So, getting back to my oven, here’s the interesting part of the keypad (if you’re still reading this, you hopefully won’t snort at my use of the word “interesting”):

the-fix

I added a blue dot on top of the temperature up button that I’d really like to work, and a red dot on the stupid “Stop Time” button that keeps getting triggered instead.

My oven panel is just like the keypad above, except that the keys are spread all over the place so the rows and columns are hard to see.  You have to follow the traces to see which two connections each button is hooked to.  However, if you stare at it for a few minutes, you can see that there’s a spot where a trace from the bad button “jumps over” the trace from the good button.  I drew a red rectangle around that in the picture above.  That’s gotta be the problem — those must be shorted together!  It’s just my bad luck that if the controller thinks you’ve pushed both the temperature up and the Stop Time button at the same time, that it should go into the Stop Time routine.  Priorities, oven, priorities!

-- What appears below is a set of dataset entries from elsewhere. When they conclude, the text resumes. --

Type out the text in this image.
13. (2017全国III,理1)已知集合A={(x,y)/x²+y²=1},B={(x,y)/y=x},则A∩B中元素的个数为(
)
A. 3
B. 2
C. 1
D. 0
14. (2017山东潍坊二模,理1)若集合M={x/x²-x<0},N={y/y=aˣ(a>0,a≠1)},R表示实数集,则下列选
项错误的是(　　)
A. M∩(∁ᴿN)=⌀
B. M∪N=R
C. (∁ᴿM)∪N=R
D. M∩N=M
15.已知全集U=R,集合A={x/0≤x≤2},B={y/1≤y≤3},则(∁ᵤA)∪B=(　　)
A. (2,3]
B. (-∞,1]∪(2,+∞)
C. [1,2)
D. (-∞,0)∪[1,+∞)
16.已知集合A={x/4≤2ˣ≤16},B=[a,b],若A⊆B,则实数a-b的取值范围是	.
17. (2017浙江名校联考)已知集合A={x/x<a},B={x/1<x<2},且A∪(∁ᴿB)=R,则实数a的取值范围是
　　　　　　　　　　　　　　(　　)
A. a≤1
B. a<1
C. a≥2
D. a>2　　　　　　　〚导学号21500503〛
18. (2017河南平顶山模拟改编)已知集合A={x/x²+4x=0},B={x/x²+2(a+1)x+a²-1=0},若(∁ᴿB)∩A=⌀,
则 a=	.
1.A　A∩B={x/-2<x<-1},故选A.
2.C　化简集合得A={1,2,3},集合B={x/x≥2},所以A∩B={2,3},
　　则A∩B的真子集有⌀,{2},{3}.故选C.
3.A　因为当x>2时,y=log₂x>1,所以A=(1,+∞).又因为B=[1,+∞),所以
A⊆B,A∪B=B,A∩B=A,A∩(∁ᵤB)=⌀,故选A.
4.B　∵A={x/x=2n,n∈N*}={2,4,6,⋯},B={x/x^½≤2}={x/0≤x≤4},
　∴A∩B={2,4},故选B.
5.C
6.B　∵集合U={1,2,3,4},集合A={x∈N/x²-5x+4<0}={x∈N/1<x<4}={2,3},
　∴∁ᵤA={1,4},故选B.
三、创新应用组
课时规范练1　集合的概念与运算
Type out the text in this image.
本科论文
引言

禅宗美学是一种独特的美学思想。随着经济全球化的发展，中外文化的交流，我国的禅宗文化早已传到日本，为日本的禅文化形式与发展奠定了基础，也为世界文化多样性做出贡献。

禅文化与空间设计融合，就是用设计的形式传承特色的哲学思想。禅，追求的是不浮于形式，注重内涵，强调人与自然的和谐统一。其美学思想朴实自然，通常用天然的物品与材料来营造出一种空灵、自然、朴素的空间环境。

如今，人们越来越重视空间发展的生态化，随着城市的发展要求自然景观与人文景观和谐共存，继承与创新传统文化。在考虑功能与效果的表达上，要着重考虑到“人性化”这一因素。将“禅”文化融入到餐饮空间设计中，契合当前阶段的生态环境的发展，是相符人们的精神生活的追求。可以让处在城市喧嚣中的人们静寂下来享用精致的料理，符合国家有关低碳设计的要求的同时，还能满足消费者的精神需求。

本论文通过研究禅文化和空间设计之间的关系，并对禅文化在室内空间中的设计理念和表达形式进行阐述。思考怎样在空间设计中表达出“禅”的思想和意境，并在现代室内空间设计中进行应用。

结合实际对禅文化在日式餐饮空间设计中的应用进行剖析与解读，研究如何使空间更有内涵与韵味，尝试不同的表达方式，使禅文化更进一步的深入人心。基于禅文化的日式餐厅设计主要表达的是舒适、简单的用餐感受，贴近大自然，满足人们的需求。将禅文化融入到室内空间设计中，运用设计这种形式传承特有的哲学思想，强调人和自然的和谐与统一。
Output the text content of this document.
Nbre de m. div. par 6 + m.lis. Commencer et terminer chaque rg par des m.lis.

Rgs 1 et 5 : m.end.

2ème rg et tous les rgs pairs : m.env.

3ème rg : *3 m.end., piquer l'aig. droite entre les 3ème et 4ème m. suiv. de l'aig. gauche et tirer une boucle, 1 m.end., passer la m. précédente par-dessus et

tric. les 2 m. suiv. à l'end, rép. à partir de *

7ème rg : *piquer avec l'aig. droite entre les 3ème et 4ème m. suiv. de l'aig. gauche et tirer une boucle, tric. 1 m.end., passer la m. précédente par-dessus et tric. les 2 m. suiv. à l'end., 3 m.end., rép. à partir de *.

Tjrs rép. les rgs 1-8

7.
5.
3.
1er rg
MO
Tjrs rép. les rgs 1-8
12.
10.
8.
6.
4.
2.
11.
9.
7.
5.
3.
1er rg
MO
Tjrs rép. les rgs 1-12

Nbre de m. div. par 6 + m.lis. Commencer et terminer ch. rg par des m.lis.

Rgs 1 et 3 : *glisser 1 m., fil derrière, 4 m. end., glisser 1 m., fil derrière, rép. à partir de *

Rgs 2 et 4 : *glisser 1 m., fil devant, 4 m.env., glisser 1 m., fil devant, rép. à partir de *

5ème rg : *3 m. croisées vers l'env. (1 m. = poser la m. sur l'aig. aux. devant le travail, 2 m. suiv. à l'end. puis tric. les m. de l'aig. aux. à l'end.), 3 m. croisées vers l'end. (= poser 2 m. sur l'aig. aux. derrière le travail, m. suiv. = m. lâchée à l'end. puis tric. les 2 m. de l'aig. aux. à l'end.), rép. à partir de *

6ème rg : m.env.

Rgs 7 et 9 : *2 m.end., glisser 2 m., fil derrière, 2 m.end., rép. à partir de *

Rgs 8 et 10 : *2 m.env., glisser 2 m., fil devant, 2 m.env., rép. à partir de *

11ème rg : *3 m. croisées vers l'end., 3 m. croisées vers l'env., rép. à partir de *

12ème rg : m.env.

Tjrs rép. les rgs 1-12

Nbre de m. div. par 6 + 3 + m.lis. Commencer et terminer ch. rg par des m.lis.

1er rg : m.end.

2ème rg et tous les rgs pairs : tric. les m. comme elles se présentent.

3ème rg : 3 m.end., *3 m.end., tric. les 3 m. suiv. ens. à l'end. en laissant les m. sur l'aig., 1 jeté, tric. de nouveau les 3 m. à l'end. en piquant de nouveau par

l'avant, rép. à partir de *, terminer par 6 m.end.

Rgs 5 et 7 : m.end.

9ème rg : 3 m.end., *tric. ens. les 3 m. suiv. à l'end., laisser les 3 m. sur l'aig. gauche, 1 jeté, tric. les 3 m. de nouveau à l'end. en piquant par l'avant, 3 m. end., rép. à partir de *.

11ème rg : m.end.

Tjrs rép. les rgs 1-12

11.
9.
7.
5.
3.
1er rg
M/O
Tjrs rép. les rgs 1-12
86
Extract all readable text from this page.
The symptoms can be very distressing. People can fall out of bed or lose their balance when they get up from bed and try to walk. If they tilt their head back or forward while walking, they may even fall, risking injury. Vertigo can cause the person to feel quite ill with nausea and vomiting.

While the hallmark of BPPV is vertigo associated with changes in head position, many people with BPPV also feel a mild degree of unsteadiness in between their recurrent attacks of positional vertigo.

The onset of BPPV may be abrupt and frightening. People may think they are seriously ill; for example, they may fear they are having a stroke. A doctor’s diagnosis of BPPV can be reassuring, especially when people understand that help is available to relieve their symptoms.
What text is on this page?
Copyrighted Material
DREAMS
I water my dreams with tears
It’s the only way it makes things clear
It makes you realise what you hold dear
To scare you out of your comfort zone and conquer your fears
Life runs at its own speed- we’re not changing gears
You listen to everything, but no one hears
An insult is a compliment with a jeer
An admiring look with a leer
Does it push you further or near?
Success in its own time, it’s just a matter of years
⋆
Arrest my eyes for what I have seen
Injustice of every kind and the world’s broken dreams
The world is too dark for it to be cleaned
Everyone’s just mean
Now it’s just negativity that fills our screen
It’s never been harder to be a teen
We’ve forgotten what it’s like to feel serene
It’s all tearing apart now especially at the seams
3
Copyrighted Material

I figured maybe some moisture had gotten in there and shorted them together, so I tried some canned air to dry it out, but it was sealed fairly well so that didn’t help.  (This is where having power to the oven was great, because I could try the buttons to see what was going on.  It was about this time that I figured out that the button I thought was getting pressed incorrectly wasn’t actually the one that was getting pressed, because the good button and bad button in that case didn’t share any traces.  When you think the universe is being inconsistent, check your assumptions!)

Well, if I can’t fix that “jump”, what could I do?  I could certainly do without the “Stop Time” button.  Hmm…  I followed the trace beyond the “bad” button and found that there’s only one other button connected to that “row”, which is the Upper Oven button.  (This is a double oven).  I don’t have to have the Upper Oven button, because if you start doing things it will assume that you want the upper oven anyway.  So, if I can break that trace, then I can use my temperature button at the expense of the Upper Oven and Stop Time buttons.  That sounds like a good deal.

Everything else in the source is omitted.